Thanks. I emailed them, but they never emailed me back (not very good customer service!). I will keep looking.

If anyone knows where I can get an impeller for my Eheim 2015, I would love to hear from you!

Thanks,
Tina


----------



## Wö£fëñxXx (Dec 2, 2003)

A quick google: unfortunatly they are not made any more...good luck.

http://www.eheim.com/faq.html#question8


----------



## Talonstorm (Nov 6, 2004)

Wö£fëñxXx said:


> A quick google: unfortunatly they are not made any more...good luck.
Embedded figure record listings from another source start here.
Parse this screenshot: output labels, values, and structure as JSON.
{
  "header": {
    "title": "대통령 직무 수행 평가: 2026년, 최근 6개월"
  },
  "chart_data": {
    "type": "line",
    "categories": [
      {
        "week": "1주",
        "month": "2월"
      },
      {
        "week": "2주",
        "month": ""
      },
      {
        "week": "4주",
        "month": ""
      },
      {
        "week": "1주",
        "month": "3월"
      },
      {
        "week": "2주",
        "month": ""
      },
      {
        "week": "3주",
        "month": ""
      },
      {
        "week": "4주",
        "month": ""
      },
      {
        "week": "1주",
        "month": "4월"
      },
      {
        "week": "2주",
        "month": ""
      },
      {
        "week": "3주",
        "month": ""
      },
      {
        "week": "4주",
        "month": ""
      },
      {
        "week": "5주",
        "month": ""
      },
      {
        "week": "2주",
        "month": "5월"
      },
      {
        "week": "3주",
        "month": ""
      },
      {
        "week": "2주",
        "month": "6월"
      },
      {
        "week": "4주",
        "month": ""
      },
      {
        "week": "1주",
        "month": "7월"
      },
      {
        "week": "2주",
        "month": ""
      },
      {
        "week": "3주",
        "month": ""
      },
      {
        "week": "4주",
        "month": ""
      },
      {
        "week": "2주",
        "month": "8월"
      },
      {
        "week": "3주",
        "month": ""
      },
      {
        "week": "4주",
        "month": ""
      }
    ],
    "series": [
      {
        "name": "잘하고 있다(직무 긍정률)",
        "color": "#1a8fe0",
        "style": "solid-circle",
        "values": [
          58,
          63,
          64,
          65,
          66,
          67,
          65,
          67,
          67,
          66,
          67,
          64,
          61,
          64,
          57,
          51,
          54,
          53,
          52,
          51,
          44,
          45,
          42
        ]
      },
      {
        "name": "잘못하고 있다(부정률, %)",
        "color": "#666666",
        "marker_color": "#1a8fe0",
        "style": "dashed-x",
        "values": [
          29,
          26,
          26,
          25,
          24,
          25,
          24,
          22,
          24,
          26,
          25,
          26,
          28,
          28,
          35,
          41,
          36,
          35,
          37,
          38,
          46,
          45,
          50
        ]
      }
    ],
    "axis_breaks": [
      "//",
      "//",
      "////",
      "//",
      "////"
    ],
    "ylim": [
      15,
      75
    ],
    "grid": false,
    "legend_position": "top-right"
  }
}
Yeah, I know. That is why I am having such trouble finding it.  

Tina


----------



## riverrat (Jul 14, 2005)

try here http://www.magicislepets.com/pages/subpages/parts.htm
I think it is listed for 22 bucks. Whether they have it or not I dont know.


----------



## Talonstorm (Nov 6, 2004)

I emailed them, twice. They don't reply to the emails. I finally called them and they do not have it.

Thanks,
Tina

PS - Still looking for suggestions. I paid $50 for this filter used, so I would like to get it running.


----------



## Momotaro (Feb 21, 2003)

Tina, try calling Reef Encounter in Hackensack. They carry a pretty good selection of Eheim parts. They might not have it, but it is worth a shot.

Also try calling Animals and Things in Woodbridge. Despite being an absolute dump, they did carry Eheim and carried a ton of old merchandise. Ask them to check the glass case behind the cash registers for the part.

Mike


----------



## tessoci (Dec 9, 2004)

Also, That Fish Place  has a huge selection of Eheim parts that don't show up on their website.

You have to go in or call the actual "brick and mortar" store directly, though. The website order people can't help.

--Rebecca


----------